There are a few “celebrity” wedding photographers out there who can charge enormous fees for their services and usually deserve them. You can cover a wedding with several assistants, each with a portable, hand-held light, all under tight direction and in touch with the photographer via walkie-talkies. The cost here is high, but can most often, provide some really memorable images. These photographers are charging as much as $50,000 for their services. Then again, many celebrities can afford this and don’t mind paying. Mainstream wedding pros usually charge around $5,000 to $8,000 for a full day of coverage, plus post production fees and albums. So, it can be lucrative if done correctly. Many of my former clients could not afford even this smaller amount, so I have had to adjust my fees and of course, the type of service I provided. Maybe a couple of weddings I have done over the years have allowed me to hire one or two assistants, but usually it was just myself and a couple of light stands. So I have had to adapt.

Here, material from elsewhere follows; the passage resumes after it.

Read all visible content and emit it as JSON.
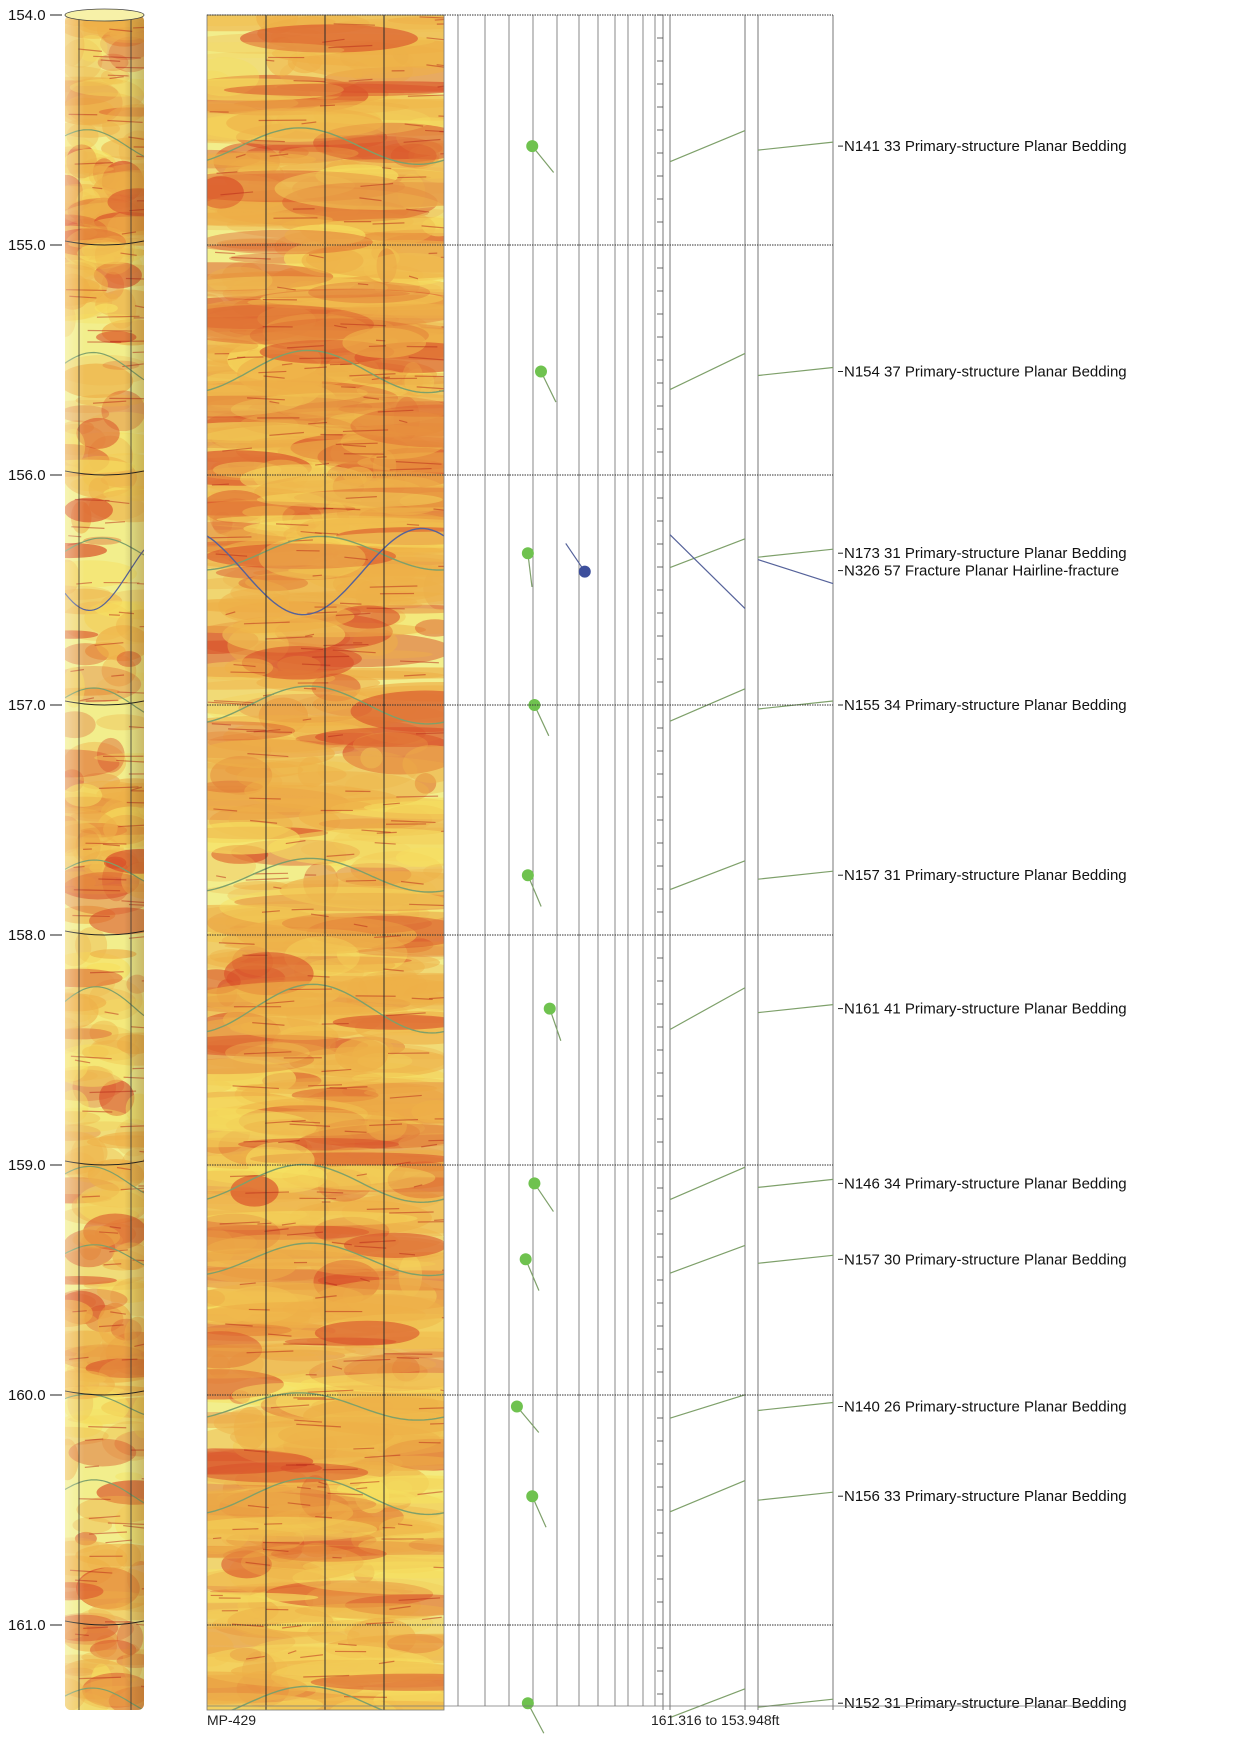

With all of the weddings I have done in my career, I have always tried to obtain interesting images of what has sometimes become a mundane subject matter. There will always be weddings as long as human beings survive on this planet, so beginning or continuing a wedding photography business is usually a good bet, if you learn how to do it right. The weddings I have covered in my life have been both good and bad. Sometimes I have been able to come up with some amazing shots and other times they are just ones that document the moments without being really great images. Here are a couple of the better ones:

Here, a great sunset background with the help of some post-production.

Here, a little set up shot during an actual sunset.

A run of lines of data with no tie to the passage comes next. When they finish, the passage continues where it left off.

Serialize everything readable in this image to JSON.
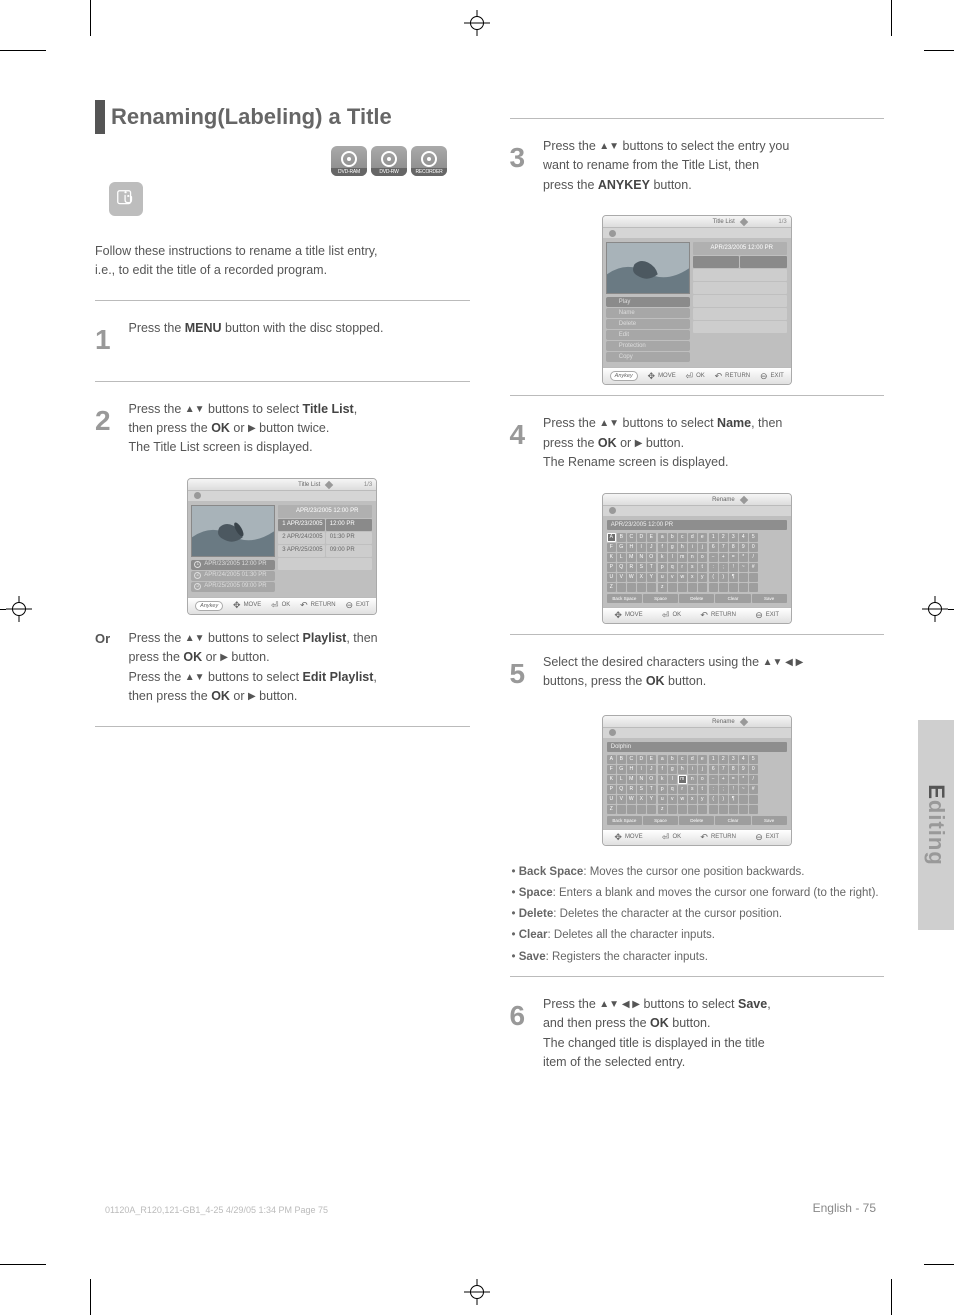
{
  "page_number": "English - 75",
  "foot_left": "01120A_R120,121-GB1_4-25  4/29/05  1:34 PM  Page 75",
  "crop_marks": {
    "color": "#000000"
  },
  "sidebar_label": "Editing",
  "sidebar_highlight_chars": "E",
  "left": {
    "title": "Renaming(Labeling) a Title",
    "subtitle_line1": "Follow these instructions to rename a title list entry,",
    "subtitle_line2": "i.e., to edit the title of a recorded program.",
    "disc_labels": [
      "DVD-RAM",
      "DVD-RW",
      "RECORDER"
    ],
    "steps": [
      {
        "n": "1",
        "text": "Press the <b>MENU</b> button with the disc stopped."
      },
      {
        "n": "2",
        "text": "Press the <span class=\"arrow\">▲▼</span> buttons to select <b>Title List</b>,<br>then press the <b>OK</b> or <span class=\"arrow\">▶</span> button twice.<br>The Title List screen is displayed."
      },
      {
        "n": "2b",
        "text": "Press the <span class=\"arrow\">▲▼</span> buttons to select <b>Playlist</b>, then<br>press the <b>OK</b> or <span class=\"arrow\">▶</span> button.<br>Press the <span class=\"arrow\">▲▼</span> buttons to select <b>Edit Playlist</b>,<br>then press the <b>OK</b> or <span class=\"arrow\">▶</span> button.",
        "prefix": "Or"
      }
    ],
    "osd1": {
      "title": "Title List",
      "meta": "1/3",
      "left_rows": [
        {
          "icon": "1",
          "label": "APR/23/2005 12:00 PR",
          "sel": true
        },
        {
          "icon": "2",
          "label": "APR/24/2005 01:30 PR"
        },
        {
          "icon": "3",
          "label": "APR/25/2005 09:00 PR"
        }
      ],
      "right_header": "APR/23/2005 12:00 PR",
      "right_rows": [
        {
          "a": "1  APR/23/2005",
          "b": "12:00 PR"
        },
        {
          "a": "2  APR/24/2005",
          "b": "01:30 PR"
        },
        {
          "a": "3  APR/25/2005",
          "b": "09:00 PR"
        }
      ],
      "foot": {
        "a": "Anykey",
        "b": "MOVE",
        "c": "OK",
        "d": "RETURN",
        "e": "EXIT"
      }
    }
  },
  "right": {
    "steps": [
      {
        "n": "3",
        "text": "Press the <span class=\"arrow\">▲▼</span> buttons to select the entry you<br>want to rename from the Title List, then<br>press the <b>ANYKEY</b> button."
      },
      {
        "n": "4",
        "text": "Press the <span class=\"arrow\">▲▼</span> buttons to select <b>Name</b>, then<br>press the <b>OK</b> or <span class=\"arrow\">▶</span> button.<br>The Rename screen is displayed."
      },
      {
        "n": "5",
        "text": "Select the desired characters using the <span class=\"arrow\">▲▼ ◀ ▶</span><br>buttons, press the <b>OK</b> button."
      },
      {
        "n": "6",
        "text": "Press the <span class=\"arrow\">▲▼ ◀ ▶</span> buttons to select <b>Save</b>,<br>and then press the <b>OK</b> button.<br>The changed title is displayed in the title<br>item of the selected entry."
      }
    ],
    "bullets": [
      "<b>Back Space</b>: Moves the cursor one position backwards.",
      "<b>Space</b>: Enters a blank and moves the cursor one forward (to the right).",
      "<b>Delete</b>: Deletes the character at the cursor position.",
      "<b>Clear</b>: Deletes all the character inputs.",
      "<b>Save</b>: Registers the character inputs."
    ],
    "osd2": {
      "title": "Title List",
      "meta": "1/3",
      "popup": [
        "Play",
        "Name",
        "Delete",
        "Edit",
        "Protection",
        "Copy"
      ],
      "popup_sel": 0,
      "foot": {
        "a": "Anykey",
        "b": "MOVE",
        "c": "OK",
        "d": "RETURN",
        "e": "EXIT"
      }
    },
    "osd3": {
      "title": "Rename",
      "meta": "",
      "strip": "APR/23/2005 12:00 PR",
      "sel_key": "A",
      "keys_upper": [
        "A",
        "B",
        "C",
        "D",
        "E",
        "F",
        "G",
        "H",
        "I",
        "J",
        "K",
        "L",
        "M",
        "N",
        "O",
        "P",
        "Q",
        "R",
        "S",
        "T",
        "U",
        "V",
        "W",
        "X",
        "Y",
        "Z"
      ],
      "keys_lower": [
        "a",
        "b",
        "c",
        "d",
        "e",
        "f",
        "g",
        "h",
        "i",
        "j",
        "k",
        "l",
        "m",
        "n",
        "o",
        "p",
        "q",
        "r",
        "s",
        "t",
        "u",
        "v",
        "w",
        "x",
        "y",
        "z"
      ],
      "keys_num": [
        "1",
        "2",
        "3",
        "4",
        "5",
        "6",
        "7",
        "8",
        "9",
        "0",
        "−",
        "+",
        "=",
        "*",
        "/",
        ":",
        ";",
        "!",
        "~",
        "#",
        "(",
        ")",
        "¶"
      ],
      "keys_actions": [
        "Back Space",
        "Space",
        "Delete",
        "Clear",
        "Save"
      ],
      "foot": {
        "b": "MOVE",
        "c": "OK",
        "d": "RETURN",
        "e": "EXIT"
      }
    },
    "osd4": {
      "title": "Rename",
      "meta": "",
      "strip": "Dolphin",
      "sel_key": "m",
      "foot": {
        "b": "MOVE",
        "c": "OK",
        "d": "RETURN",
        "e": "EXIT"
      }
    }
  },
  "colors": {
    "page_bg": "#ffffff",
    "text": "#555555",
    "heading": "#666666",
    "rule": "#bbbbbb",
    "osd_bg": "#bfbfbf",
    "osd_cell": "#cdcdcd",
    "osd_dark": "#8a8a8a",
    "key": "#9e9e9e",
    "sidebar": "#cfcfcf",
    "sidebar_text": "#999999",
    "sidebar_hi": "#555555"
  }
}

These three images have a few things in common. One, is that they stand alone as beautiful images. Two, is that they capture a moment. Three, is that they are, more or less, interesting images in and of themselves. They are not typical “wedding images,” but have either interesting lighting, pose or composition. As a photographer, this is what I have tried to do each and every time I set out to make images.

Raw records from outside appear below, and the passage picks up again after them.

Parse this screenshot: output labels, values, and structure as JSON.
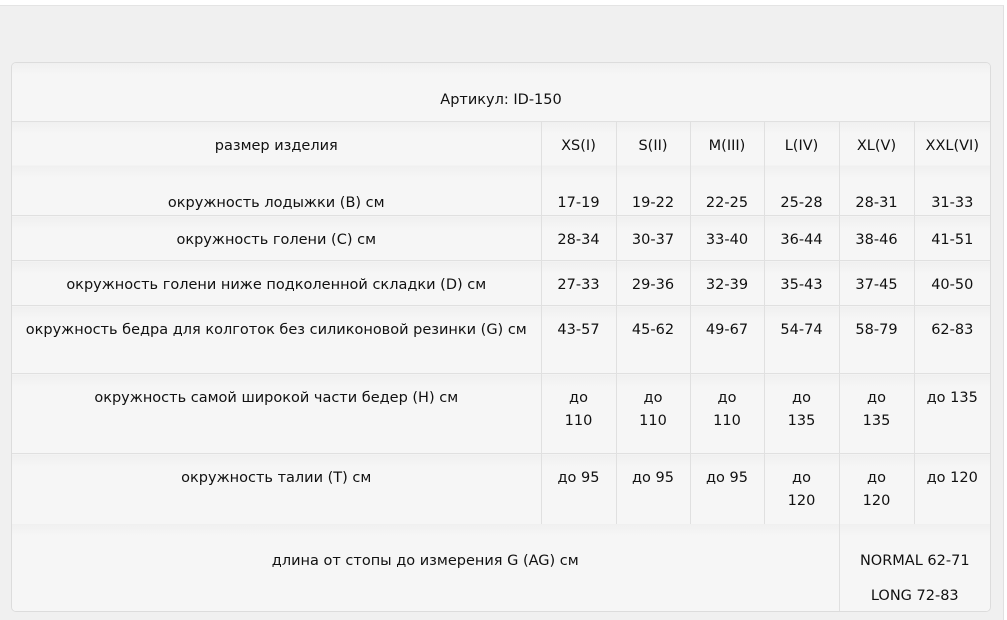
{
  "article": "Артикул: ID-150",
  "header": {
    "label": "размер изделия",
    "sizes": [
      "XS(I)",
      "S(II)",
      "M(III)",
      "L(IV)",
      "XL(V)",
      "XXL(VI)"
    ]
  },
  "rows": [
    {
      "label": "окружность лодыжки (B) см",
      "values": [
        "17-19",
        "19-22",
        "22-25",
        "25-28",
        "28-31",
        "31-33"
      ]
    },
    {
      "label": "окружность голени (C) см",
      "values": [
        "28-34",
        "30-37",
        "33-40",
        "36-44",
        "38-46",
        "41-51"
      ]
    },
    {
      "label": "окружность голени ниже подколенной складки (D) см",
      "values": [
        "27-33",
        "29-36",
        "32-39",
        "35-43",
        "37-45",
        "40-50"
      ]
    },
    {
      "label": "окружность бедра для колготок без силиконовой резинки (G) см",
      "values": [
        "43-57",
        "45-62",
        "49-67",
        "54-74",
        "58-79",
        "62-83"
      ]
    },
    {
      "label": "окружность самой широкой части бедер (H) см",
      "values": [
        "до 110",
        "до 110",
        "до 110",
        "до 135",
        "до 135",
        "до 135"
      ]
    },
    {
      "label": "окружность талии (T) см",
      "values": [
        "до 95",
        "до 95",
        "до 95",
        "до 120",
        "до 120",
        "до 120"
      ]
    }
  ],
  "length": {
    "label": "длина от стопы до измерения G (AG) см",
    "values": [
      "NORMAL 62-71",
      "LONG 72-83"
    ]
  }
}
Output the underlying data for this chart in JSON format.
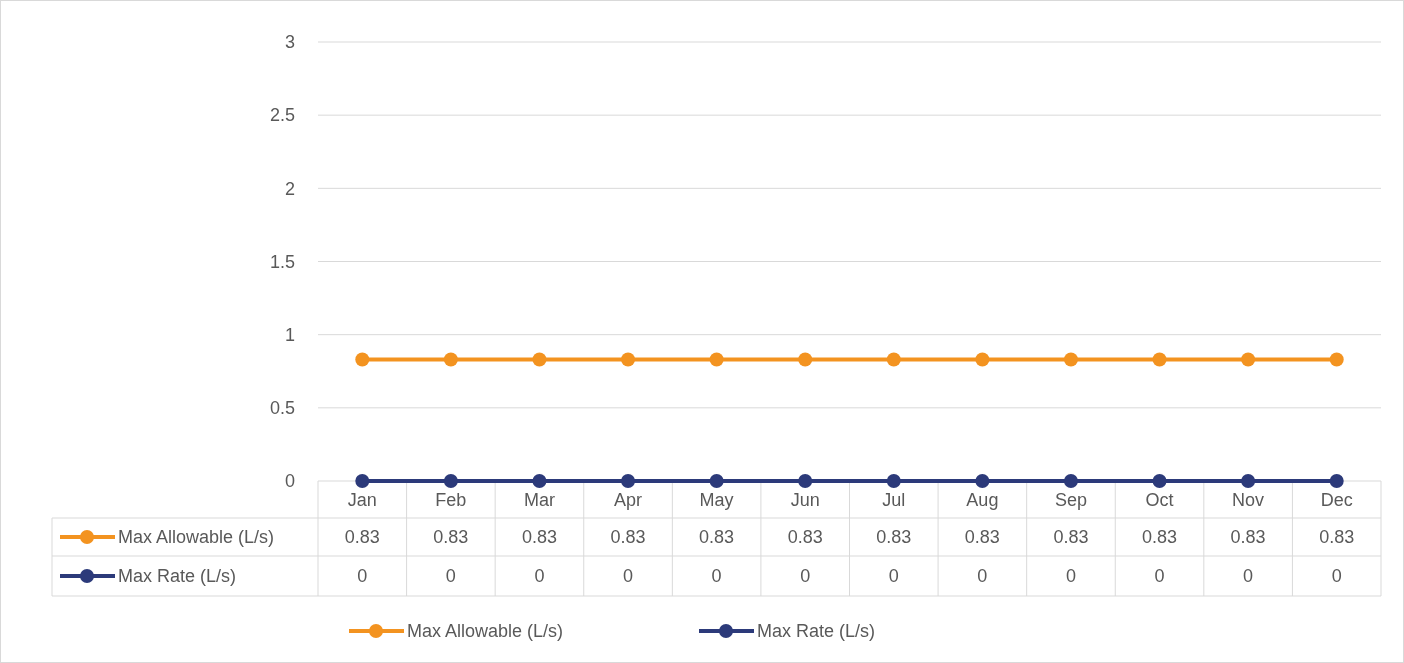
{
  "chart_data": {
    "type": "line",
    "categories": [
      "Jan",
      "Feb",
      "Mar",
      "Apr",
      "May",
      "Jun",
      "Jul",
      "Aug",
      "Sep",
      "Oct",
      "Nov",
      "Dec"
    ],
    "series": [
      {
        "name": "Max Allowable (L/s)",
        "color": "#f39320",
        "values": [
          0.83,
          0.83,
          0.83,
          0.83,
          0.83,
          0.83,
          0.83,
          0.83,
          0.83,
          0.83,
          0.83,
          0.83
        ]
      },
      {
        "name": "Max Rate (L/s)",
        "color": "#2c3a7a",
        "values": [
          0,
          0,
          0,
          0,
          0,
          0,
          0,
          0,
          0,
          0,
          0,
          0
        ]
      }
    ],
    "ylim": [
      0,
      3
    ],
    "yticks": [
      0,
      0.5,
      1,
      1.5,
      2,
      2.5,
      3
    ],
    "grid": "y",
    "legend": "bottom",
    "marker": "circle",
    "line_style": "solid",
    "data_labels": true
  }
}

Recently, I did a wedding, a small one, for a former client. It was a job that I didn’t feel like refusing. He trusted me to produce a series of images that would be excellent and I don’t think I let him down. I proposed a fee for him that was consistent with what I thought he could pay for his wedding. It only had 50 guests, but was well planned and executed. For me, the coverage lasted half a day. There were things, as far as the lighting that I thought would have been better had the budget been bigger. One of those was to have the one or two assistants holding each of the extra lights I normally use. This would have added about $800 to the fee I charged. Would it have been worth it? Definitely! But photographers these days have to be able to work with their clients’ budgets. With that in mind, here are a couple of shots from this wedding:

This is a kind of interesting shot that focuses on the cake and not so much on the couple. Plus I was able to take advantage of one of my lights that was set up to the right here which was actually helping to light the rest of the room. It would have been better if I had had an assistant who could have directed the light a bit more to highlight the cake. Is this a bad shot? Not at all. It says what I was thinking about when I went to shoot the cake.

This shot is an “available light” one taken so that there would be no reflection in the glass from my on-camera flash. Even with all the light present in this atrium, I still had to bump up my ISO setting so that I could shoot at a decent aperture. But, there is also some overexposure of the outside since it was so much brighter. Again, as an advertising shot, this wouldn’t be acceptable, but as a wedding shot it is fine.

This, of course, is a shot made outside. I was hoping that the sun would provide some highlights from behind, but the bride did not want to shoot earlier which would have accomplished that. So, here, the sun was higher and consequently didn’t provided the highlights I was looking for. But, the shot works anyway. An extra light used outdoors and held by an assistant would have provided the shot I initially wanted.

So, there may always be something more you can do to improve the shots. Weddings are not commercial shoots. You don’t always have the budget to provide everything you need for a spectacular shot, but you need to work with what you do have. A wedding shot is not an advertisement, but as a photographer, you should try to make each image look like it was made for one.